OK. Bad word all over here.
Many an English town had a lane called Gropecunt Lane.
The image above. The three blue lines in the top right corner – the middle line was once called this.
London had several streets named Gropecunt Lane, including one in the parishes of St Pancras, Soper Lane and St Mary Colechurch, between Bordhawelane (bordello) and Puppekirty Lane (poke skirt) near present-day Cheapside. First recorded in 1279 as Gropecontelane and Groppecountelane, it was part of a collection of streets which appears to have survived as a small island of prostitution outside Southwark, where such activities were normally confined during the medieval period.

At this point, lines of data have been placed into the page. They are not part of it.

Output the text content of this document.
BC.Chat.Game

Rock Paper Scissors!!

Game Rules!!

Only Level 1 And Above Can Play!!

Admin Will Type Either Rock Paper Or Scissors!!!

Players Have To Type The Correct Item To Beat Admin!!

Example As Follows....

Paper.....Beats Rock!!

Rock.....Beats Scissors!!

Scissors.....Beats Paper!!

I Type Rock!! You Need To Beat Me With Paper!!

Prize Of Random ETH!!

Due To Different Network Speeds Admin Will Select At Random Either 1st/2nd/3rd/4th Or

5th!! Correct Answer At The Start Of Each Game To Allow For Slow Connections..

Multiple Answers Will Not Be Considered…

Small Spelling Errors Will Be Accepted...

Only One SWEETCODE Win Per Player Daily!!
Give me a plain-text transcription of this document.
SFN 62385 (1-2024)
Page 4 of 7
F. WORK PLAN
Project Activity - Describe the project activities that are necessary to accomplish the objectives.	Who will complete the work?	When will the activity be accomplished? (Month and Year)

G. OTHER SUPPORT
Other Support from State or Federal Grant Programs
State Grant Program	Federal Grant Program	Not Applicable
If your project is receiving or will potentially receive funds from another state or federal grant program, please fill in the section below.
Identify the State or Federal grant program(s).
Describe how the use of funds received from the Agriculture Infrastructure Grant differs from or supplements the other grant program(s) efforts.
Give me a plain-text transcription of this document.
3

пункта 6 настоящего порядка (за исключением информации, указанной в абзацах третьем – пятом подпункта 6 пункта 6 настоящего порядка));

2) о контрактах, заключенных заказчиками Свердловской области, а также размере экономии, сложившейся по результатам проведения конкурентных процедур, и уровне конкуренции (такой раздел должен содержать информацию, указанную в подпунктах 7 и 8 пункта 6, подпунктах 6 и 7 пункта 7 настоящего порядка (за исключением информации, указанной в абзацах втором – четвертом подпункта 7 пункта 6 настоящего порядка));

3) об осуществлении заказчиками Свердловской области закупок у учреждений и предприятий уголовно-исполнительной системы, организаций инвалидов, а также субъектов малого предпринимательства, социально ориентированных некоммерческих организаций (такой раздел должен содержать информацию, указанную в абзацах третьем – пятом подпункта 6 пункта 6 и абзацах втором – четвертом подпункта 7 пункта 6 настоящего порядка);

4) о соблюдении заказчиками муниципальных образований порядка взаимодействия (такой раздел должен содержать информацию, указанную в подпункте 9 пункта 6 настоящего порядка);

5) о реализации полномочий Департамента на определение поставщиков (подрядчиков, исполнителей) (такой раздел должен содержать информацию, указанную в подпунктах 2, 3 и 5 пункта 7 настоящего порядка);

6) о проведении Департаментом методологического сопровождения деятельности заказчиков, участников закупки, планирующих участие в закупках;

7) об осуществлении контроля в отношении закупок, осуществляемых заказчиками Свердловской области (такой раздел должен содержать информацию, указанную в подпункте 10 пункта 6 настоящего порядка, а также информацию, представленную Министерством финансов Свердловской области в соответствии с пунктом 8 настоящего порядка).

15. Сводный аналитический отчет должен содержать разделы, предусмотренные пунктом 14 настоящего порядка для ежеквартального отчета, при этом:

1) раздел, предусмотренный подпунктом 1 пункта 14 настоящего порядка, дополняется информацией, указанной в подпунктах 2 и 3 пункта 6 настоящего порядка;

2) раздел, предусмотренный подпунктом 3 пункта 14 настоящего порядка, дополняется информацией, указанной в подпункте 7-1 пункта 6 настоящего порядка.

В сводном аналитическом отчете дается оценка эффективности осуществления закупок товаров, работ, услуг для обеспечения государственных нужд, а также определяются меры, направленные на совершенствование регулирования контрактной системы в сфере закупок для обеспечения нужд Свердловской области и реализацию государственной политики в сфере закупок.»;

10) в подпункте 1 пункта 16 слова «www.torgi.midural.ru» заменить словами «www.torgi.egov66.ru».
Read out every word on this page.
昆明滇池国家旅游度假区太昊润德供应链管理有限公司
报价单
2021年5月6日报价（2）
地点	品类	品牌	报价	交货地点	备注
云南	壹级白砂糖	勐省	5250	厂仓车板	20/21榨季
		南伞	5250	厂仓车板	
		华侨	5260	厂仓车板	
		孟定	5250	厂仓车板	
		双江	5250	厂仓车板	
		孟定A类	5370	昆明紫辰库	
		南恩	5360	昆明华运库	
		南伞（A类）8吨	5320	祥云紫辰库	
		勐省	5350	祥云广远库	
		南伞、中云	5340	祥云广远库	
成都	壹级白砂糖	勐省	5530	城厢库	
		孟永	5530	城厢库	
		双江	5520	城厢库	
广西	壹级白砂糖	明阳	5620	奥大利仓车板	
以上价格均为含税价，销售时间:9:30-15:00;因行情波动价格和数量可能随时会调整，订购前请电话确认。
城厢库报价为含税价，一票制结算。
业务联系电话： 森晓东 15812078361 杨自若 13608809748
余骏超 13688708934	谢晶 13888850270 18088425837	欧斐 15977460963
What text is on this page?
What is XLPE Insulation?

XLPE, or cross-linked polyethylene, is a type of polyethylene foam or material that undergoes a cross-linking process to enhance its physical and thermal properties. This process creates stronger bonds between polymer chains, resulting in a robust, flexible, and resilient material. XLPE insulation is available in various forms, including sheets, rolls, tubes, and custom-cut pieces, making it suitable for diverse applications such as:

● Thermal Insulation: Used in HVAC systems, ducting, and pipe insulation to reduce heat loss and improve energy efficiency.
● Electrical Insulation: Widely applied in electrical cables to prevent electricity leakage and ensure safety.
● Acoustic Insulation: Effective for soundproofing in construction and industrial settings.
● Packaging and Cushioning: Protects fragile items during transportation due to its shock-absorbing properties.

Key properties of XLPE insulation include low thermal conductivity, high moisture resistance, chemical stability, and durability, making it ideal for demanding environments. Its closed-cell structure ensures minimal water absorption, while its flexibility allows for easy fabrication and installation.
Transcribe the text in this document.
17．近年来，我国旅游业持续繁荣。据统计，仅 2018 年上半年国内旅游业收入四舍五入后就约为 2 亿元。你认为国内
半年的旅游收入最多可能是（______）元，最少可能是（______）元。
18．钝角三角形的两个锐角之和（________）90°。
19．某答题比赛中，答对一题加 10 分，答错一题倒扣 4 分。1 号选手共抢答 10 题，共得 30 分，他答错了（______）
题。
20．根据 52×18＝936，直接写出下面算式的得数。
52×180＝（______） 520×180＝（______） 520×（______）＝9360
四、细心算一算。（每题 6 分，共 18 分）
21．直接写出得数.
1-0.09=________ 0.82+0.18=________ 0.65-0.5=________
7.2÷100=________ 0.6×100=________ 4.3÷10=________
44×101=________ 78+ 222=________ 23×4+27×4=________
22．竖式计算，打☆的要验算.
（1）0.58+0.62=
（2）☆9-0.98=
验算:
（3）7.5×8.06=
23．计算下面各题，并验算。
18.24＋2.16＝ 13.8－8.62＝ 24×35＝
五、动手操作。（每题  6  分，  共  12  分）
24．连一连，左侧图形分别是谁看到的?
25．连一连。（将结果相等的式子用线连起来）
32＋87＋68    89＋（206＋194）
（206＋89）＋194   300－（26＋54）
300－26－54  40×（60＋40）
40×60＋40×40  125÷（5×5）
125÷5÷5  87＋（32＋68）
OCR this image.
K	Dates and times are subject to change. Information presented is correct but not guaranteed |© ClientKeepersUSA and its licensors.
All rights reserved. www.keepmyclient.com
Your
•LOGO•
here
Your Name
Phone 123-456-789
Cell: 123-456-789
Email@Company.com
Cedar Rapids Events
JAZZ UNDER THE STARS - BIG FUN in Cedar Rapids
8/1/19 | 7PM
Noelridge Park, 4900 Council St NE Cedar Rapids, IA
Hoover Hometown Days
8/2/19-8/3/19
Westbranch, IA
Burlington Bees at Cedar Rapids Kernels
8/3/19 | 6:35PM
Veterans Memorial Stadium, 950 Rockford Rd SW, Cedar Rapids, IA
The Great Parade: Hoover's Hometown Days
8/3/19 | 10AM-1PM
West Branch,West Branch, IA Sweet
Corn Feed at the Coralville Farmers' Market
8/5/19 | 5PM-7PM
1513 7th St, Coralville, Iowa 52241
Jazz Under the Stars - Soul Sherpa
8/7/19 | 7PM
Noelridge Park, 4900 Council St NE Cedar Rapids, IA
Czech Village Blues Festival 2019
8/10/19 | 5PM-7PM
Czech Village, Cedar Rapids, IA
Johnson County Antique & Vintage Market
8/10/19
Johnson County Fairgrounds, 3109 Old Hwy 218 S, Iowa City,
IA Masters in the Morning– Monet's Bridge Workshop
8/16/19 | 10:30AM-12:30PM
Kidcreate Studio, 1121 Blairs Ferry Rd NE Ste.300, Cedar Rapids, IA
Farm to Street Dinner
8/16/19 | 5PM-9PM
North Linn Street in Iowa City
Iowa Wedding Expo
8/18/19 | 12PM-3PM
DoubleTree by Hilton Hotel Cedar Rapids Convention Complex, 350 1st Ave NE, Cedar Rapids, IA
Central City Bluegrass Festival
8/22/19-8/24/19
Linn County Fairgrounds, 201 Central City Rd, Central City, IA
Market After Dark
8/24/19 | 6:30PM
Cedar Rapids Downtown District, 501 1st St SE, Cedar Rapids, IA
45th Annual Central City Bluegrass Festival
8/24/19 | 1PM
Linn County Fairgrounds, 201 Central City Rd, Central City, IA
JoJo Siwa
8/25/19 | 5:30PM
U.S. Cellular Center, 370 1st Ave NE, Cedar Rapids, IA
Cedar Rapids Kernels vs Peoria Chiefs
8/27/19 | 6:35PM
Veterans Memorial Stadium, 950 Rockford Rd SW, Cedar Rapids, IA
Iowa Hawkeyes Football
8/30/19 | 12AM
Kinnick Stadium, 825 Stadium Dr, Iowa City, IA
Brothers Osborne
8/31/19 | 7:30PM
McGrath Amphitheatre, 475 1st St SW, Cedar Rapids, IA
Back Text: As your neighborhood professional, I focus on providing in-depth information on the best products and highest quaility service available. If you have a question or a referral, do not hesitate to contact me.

The name was also used in other large medieval towns across England, including Bristol, York, Shrewsbury, Newcastle upon Tyne, Worcester, Hereford, Southampton and Oxford. Norwich‘s Gropekuntelane (now Opie Street) was recorded in Latin as turpis vicus, the shameful street. In 1230 Oxford’s Magpie Lane was known as Gropecunt Lane, renamed Grope or Grape Lane in the 13th century, and then Magpie Lane in the mid-17th century. It was again renamed in 1850 as Grove Street, before once again assuming the name Magpie Lane in the 20th century. Newcastle and Worcester each had a Grope Lane close to their public quays. In their 2001 study of medieval prostitution, using the Historic Towns Atlas as a source, historian Richard Holt and archaeologist Nigel Baker of the University of Birmingham studied sexually suggestive street names around England. They concluded that there was a close association between a street with the name Gropecunt Lane, which was almost always in the centre of town, and that town’s principal market-place or high street. This correlation suggests that these streets not only provided for the sexual gratification of local men, but also for visiting stall-holders.
Such trade may explain the relative uniformity of the name across the country. Streets named Gropecunt Lane are recorded in several smaller market towns such as Banbury, Glastonbury, and the city of Wells, where a street of that name existed in 1300, regularly mentioned in legal documents of the time. Parsons Street in Banbury was first recorded as Gropecunt Lane in 1333, and may have been an important thoroughfare, but by 1410 its name had been changed to Parsons Lane. Grape Lane in Whitby may once have been Grope Lane, or Grapcunt Lane. Gropecunte Lane in Glastonbury, later known as Grope lane, now St Benedicts Court, was recorded in 1290 and 1425. A street called Grope Countelane existed in Shrewsbury as recently as 1561, connecting the town’s two principal marketplaces. At some date unrecorded the street was renamed Grope Lane, a name it has retained. In Thomas Phillips’ History and Antiquities of Shrewsbury (1799) the author is explicit in his understanding of the origin of the name as a place of “scandalous lewdness and venery”, but Archdeacon Hugh Owen’s Some account of the ancient and present state of Shrewsbury (1808) describes it as “called Grope, or the Dark Lane”. As a result of these differing accounts, some local tour guides attribute the name to “feeling one’s way along a dark and narrow thoroughfare”.
I once floored a drunken soldier in Berlin with a right hook who thought it’d be funny to grab me between the legs and squeeze. FACT!
Some women do themselves no favours. And brand our entire gender with the whore vibe.